The pretext for the policy was the presence of the Kurdish guerilla organizations, which had been using some of these sectors as bases for their insurgency. But what had begun as a counter-insurgency effort against rebels became a murderous campaign against a distinct part of the Kurdish population. “Genocide in Iraq” shows that the repression against the Kurds of the “prohibited zones” escalated from economic embargo to air and artillery bombardments to the systematic slaughter of everyone present.
Interestingly, the Dutch appellate court admitted that “at the very least, there were powerful indications that the Iraqi leaders had genocidal intent.” Why the court still refused to conclude that the Anfal campaign involved a genocidal plan is thus even more mysterious.

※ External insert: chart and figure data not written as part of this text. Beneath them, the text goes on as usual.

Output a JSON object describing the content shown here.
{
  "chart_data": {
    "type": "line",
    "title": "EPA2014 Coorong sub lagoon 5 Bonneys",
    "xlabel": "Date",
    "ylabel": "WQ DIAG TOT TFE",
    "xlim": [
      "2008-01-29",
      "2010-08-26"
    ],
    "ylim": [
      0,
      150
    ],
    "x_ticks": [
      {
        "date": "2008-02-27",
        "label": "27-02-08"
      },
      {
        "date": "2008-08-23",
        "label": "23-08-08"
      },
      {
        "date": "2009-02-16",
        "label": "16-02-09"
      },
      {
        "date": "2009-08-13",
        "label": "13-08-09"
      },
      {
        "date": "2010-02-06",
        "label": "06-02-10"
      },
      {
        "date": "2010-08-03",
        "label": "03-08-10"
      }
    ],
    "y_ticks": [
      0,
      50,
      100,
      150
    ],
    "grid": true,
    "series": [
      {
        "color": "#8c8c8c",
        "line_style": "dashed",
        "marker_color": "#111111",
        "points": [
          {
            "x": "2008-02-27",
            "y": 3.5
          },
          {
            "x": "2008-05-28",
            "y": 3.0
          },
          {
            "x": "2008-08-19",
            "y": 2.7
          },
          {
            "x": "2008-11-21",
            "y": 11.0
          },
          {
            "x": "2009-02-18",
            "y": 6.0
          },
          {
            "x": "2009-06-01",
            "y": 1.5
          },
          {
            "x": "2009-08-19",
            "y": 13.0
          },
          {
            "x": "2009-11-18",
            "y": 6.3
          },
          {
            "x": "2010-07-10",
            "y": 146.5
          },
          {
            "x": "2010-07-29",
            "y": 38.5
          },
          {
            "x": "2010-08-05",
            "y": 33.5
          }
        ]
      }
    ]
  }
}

If we have any Dutch readers who know more about the appellate court’s decision, I hope they will respond to this post in the comments.
UPDATE: Reader AnneJ has kindly provided the following translation of the critical sentence in the decision:
The Court determines that a final judicial decision on the very important question that is highly relevant from an international perspective, whether certain acts in the indictment by certain people amount to genocide, must be based on a more solid foundation than was presented to the Court.
Concluding that genocide was not adequately proved may be slightly better than concluding that genocide did not take place — but not much better. The appellate court did not have to upset the trial court’s finding that genocide occurred in order to affirm van Anraat’s acquittal on the complicity charges, because the trial court held that, even if genocide did occur, van Anraat was unaware of the genocidal plan. The fact that the appellate court nevertheless went out of its way to contradict the trial court thus seems to indicate that, in fact, it did not believe that genocide took place — not simply that the prosecutor failed to prove that it did (itself questionable, given the trial court’s decision).
My thanks to AnneJ for her help!
UPDATE 2: It has been suggested in the comments that the trial court and the appellate court could have reasonably disagreed about whether the Anfal campaign was genocidal, because “the trial court made the assessment that Anfal was genocide… on the basis of a single report, without examining witnesses, engaging in any sort of comprehensive investigation into Saddam & Co.’s genocidal intent etc.” That description of the trial court’s efforts is incorrect. Although the court did, in fact, take into account a report on the situation in Iraq written by the U.N.’s Special Rapporteur of the Commission on Human Rights — including, it is important to note, specifically considering a number of the original Iraqi documents contained in the report — it also took into account literally dozens of (1) statements made in court by live witnesses, (2) witness statements taken by the court’s examining magistrate, (3) witness statements taking by the Dutch national police, and (4) witness statements taken by Belgian investigating officers. That testimony documented every aspect of the Anfal campaign, including the nature of Kurdishness, the regime’s hatred of the Kurds, and the specific genocidal acts the regime committed during the campaign. I thus stand behind my contention that the appellate court did not simply disagree — reasonably or otherwise — with the trial court about the quality of prosecution’s proof, but actually believed (and so held) that the Anfal campaign did not amount to genocide.
(To add insult to injury, Dutch courts use the lowest standard of proof of any civil-law country in Western Europe: whereas the other civilian countries use either an “intimate conviction” or a “reasonable doubt” standard, the Netherlands uses a “gained the conviction” standard. See my essay on the Iraqi High Tribunal here for a survey. A number of civil-law scholars have criticized the Dutch standard for being too low.)